« La fin d’une époque »

La Norvège renonce aux dizaines de milliards de dollars de pétrole des Lofoten

Une initiative que nous ne pouvons qu’approuver. Peut-être une bonne nouvelle qui en appellera beaucoup d’autres.

La Norvège vient de prendre une décision qui marque une évolution importante dans son histoire. Elle vient de renoncer à exploiter un grand gisement de pétrole situé dans l’archipel des Îles Lofoten, situé dans l’Arctique, au Nord du cercle polaire.
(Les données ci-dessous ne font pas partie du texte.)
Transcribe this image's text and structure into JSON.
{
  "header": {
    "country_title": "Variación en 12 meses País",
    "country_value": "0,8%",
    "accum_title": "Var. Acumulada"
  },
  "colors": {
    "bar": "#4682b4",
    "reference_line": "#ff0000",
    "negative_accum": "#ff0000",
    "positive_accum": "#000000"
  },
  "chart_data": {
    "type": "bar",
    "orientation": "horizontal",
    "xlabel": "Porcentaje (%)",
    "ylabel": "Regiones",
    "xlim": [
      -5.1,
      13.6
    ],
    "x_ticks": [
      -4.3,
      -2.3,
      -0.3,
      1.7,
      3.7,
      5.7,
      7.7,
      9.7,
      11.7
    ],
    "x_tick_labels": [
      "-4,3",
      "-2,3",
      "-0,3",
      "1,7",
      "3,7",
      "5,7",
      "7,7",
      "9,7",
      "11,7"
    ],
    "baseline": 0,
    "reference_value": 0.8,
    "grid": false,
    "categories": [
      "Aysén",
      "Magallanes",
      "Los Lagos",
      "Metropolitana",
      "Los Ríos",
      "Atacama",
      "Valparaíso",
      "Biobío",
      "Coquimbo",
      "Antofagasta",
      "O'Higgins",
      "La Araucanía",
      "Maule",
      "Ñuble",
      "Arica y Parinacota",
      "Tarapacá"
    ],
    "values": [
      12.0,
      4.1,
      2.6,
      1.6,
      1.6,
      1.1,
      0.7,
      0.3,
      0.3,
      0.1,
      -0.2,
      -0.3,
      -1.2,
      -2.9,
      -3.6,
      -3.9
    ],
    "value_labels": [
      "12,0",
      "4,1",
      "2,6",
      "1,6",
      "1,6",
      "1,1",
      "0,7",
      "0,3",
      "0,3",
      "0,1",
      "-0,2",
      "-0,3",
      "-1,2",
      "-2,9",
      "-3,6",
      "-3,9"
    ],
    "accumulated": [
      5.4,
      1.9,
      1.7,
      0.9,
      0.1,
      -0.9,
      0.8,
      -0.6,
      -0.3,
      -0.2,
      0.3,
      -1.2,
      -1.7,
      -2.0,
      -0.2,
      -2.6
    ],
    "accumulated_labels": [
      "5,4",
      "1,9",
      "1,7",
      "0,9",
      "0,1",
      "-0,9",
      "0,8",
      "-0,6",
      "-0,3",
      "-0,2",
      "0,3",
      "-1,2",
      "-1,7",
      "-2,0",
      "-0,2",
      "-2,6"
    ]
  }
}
Le parti des Travaillistes, actuellement dans l’opposition, a en effet décidé de retirer son soutien à une possible exploration de ce territoire.

« La fin d’une époque »

Jusqu’alors, il était favorable avec les conservateurs à une levée du moratoire sur l’exploitation pétrolière dans cet archipel. De ce fait, le camp opposé à cette proposition est devenu majoritaire, au grand dam du secteur et de ses syndicats. « Ce changement important opéré par le plus grand parti norvégien pourrait signaler que la nation scandinave s’approche de la fin d’une époque qui en a fait l’une des plus riches du monde », écrit Bloomberg.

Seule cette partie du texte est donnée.